El Rincón del Vago
- Available in: Spanish
- Website: www.rincondelvago.com
- Launched: 1998

= El Rincón del Vago =

Spanish-language web portal

El Rincón del Vago (Spanish for "Lazybones's corner") is a Spanish-language web portal that offers content for students.

Established in 1998 and held by Orange España, it offers a public access repository of information, notably monographs. It is very popular among students. This content is uploaded by its own community and can be easily reused by other students.

The website was created in 1998 in Calle Toro, in the Spanish city of Salamanca, and in a relatively short time it had gained a great deal of popularity in Spain, being a site of particular interest to students and teachers, especially the latter, in order to avoid copying or plagiarising from the former, and to obtain a work of study easily and without the least effort.

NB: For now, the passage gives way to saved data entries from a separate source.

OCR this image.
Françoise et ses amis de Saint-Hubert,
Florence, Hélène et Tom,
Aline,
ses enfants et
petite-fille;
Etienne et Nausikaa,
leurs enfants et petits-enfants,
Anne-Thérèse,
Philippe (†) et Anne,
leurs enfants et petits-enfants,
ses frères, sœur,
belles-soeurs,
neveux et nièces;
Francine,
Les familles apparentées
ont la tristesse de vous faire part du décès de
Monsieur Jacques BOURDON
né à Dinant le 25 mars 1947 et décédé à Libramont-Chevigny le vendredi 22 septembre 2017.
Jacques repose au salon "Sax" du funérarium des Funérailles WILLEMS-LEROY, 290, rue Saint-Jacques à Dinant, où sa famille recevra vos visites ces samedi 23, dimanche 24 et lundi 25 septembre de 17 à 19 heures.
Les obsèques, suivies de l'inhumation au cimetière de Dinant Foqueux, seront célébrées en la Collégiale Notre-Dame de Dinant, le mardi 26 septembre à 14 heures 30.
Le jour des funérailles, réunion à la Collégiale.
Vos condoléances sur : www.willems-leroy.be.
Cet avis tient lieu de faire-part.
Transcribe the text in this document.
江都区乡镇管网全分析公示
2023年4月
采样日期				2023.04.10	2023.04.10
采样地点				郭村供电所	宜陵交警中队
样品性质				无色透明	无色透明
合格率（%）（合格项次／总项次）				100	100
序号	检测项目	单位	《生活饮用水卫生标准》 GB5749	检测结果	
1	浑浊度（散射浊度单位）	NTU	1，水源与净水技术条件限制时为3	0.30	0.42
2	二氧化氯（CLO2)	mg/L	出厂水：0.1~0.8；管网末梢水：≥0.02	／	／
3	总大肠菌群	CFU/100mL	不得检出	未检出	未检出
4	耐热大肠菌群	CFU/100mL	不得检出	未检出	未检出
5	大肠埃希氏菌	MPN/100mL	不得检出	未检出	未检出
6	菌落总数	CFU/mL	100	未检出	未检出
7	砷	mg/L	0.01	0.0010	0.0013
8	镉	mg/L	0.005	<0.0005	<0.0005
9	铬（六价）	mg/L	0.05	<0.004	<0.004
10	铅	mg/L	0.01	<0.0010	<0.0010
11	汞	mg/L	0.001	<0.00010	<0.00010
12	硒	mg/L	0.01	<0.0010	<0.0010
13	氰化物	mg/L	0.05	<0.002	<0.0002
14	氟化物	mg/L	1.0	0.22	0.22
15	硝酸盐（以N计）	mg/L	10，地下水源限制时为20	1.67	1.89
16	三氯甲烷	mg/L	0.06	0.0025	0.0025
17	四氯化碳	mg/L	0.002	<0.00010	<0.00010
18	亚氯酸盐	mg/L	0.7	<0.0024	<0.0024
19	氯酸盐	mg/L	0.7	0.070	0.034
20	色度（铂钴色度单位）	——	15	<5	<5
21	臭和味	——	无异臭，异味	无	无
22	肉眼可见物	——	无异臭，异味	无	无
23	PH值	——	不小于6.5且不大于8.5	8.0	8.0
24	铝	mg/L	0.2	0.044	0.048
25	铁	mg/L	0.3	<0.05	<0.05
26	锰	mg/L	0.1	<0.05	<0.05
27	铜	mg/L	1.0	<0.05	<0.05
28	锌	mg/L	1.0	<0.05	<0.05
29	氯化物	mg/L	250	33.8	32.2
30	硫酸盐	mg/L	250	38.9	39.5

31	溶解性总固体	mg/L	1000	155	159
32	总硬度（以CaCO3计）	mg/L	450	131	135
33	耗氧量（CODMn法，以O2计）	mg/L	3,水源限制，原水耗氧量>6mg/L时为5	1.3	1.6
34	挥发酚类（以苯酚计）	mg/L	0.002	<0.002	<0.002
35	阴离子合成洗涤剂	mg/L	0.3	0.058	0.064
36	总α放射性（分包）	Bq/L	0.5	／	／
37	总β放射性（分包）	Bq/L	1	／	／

Ángel Benito, who had been involved in the project from the beginning, described the process: "The first version of the site was uploaded in February 1998 with only 6 works. In a few months, the portal's mailboxes were flooded with thousands of works. The name "Rincón del Vago" spread by word of mouth through the corridors of the faculties and institutes, and we grew without needing to invest in advertising. Within a few months, the first advertising agencies were knocking on our door, and soon after, large companies were interested in acquiring us. It was the golden age before the dotcom bubble. In the end it was Eresmás Interactiva that bought the portal. Through various corporate successions, we went from Eresmás to Wanadoo and from there to Orange".

Teachers use it as well to discover plagiarism.